La pression des contraintes budgétaires

Les objectifs de rationalisation de l'hôpital public, avec des indicateurs de financement qui reposent sur la durée moyenne de séjour des patients, contribuent à renforcer ce sentiment. « En situation précaire ou pas, les patients sont censés sortir dans les mêmes délais », témoigne Patricia Serres. Dans ces conditions, ils sont perçus comme des éléments perturbateurs d'une bonne gestion des coûts. « Certains services, pris à la gorge par les exigences de rentabilité, renoncent à prendre en charge des malades cumulant grandes difficultés sociales et pathologies lourdes, voire un polyhandicap, ajoute Marie-Christine Lebon, psychologue au service de médecine infectieuse et tropicale à l'hôpital Avicenne, à Bobigny (Seine-Saint-Denis), membre du Centre d'éthique clinique. Une étude de l'Assistance publique-Hôpitaux de Paris (AP-HP), réalisée en vue d'intégrer le «facteur précarité» à la tarification à l'activité (T2A), montre que la durée moyenne de séjour d'un patient en situation de précarité est de trois jours supérieure aux autres. Mais ce délai ne représente que le temps nécessaire aux soins, sans tenir compte de l'accompagnement social ! Il n'est pas certain que la codification de la précarité dans la T2A [prévue dans la dernière campagne budgétaire] incite les services à mieux accueillir ces publics... » Surtout face à une pénurie d'effectifs et des services sociaux hospitaliers insuffisamment dotés pour répondre aux besoins. Dans son avis rendu en novembre 2007 sur Santé, éthique et argent : les enjeux éthiques de la contrainte budgétaire sur les dépenses de santé en milieu hospitalier (2), le CCNE recommande de « réintégrer la dimension éthique et humaine dans les dépenses de santé, afin de permettre à l'hôpital de remplir de manière équilibrée l'ensemble de ses missions, et pas uniquement les plus techniques ou les plus spectaculaires ». Ce qui nécessiterait de prendre en compte les aspects qualitatifs de santé pour évaluer les services non techniques rendus au patient.

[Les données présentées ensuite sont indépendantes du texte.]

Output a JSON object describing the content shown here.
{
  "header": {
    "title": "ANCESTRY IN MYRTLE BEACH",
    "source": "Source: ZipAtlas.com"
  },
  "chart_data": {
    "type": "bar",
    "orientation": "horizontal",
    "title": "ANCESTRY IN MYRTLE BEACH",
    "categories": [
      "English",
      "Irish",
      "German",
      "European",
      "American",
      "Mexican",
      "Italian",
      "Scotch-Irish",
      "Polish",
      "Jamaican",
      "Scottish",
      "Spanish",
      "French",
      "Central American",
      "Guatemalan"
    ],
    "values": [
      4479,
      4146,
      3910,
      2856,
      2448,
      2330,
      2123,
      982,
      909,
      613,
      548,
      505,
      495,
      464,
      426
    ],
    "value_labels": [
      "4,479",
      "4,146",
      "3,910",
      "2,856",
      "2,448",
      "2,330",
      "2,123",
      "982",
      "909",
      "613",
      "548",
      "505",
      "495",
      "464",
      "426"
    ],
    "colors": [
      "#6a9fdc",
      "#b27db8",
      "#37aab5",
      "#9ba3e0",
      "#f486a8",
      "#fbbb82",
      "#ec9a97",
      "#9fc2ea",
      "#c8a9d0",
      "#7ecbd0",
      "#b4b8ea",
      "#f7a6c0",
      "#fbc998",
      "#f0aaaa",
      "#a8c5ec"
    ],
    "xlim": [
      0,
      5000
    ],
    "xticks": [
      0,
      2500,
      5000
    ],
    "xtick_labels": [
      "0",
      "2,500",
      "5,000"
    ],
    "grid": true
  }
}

Comment par ailleurs prendre en charge la santé, s'interroge Pascale Estecahandy, « quand tout l'environnement du patient lui dénie la capacité d'aller mieux » ? Quel sens du soin quand un malade, remis à la rue ou rejoignant l'insalubrité, le manque d'hygiène, la promiscuité, ne sera pas en mesure de poursuivre ses soins ? Quand, n'ayant que la mendicité pour se nourrir, il ne pourra pas suivre de régime adapté à son diabète ? Lorsque le remède ne peut être seulement sanitaire, parce qu'il se heurte aux conditions de vie - mal-logement, absence de ressources, manque de repères et mésestime de soi... -, les insuffisances de l'accompagnement social entrent en collision avec la déontologie médicale. Pour les personnes sans domicile, une solution est de poursuivre le traitement en hôpital de jour. Mais en l'absence de dispositif adapté, le service de médecine infectieuse et tropicale de l'hôpital Avicenne a mis en place en 2007, avec la mairie de Bobigny, un dispositif original pour éviter les ruptures de soins : un appartement associatif fonctionnant comme un lieu de vie à la journée, qui offre aux malades la possibilité de suivre leur traitement dans les conditions requises, en dehors de l'hôpital. « Un accueil incontournable, notamment pour les patients sans domicile atteints par la tuberculose ou le VIH », précise Marie-Christine Lebon. Pour permettre à l'hôpital de continuer à assurer sa fonction de soins pour tous, l'articulation du sanitaire et du social, qui s'est délitée à la fin du XIXe siècle et redevient une ambition affichée dans les politiques publiques, doit encore se construire, et les réseaux alliant professionnels de santé et du social, se développer davantage.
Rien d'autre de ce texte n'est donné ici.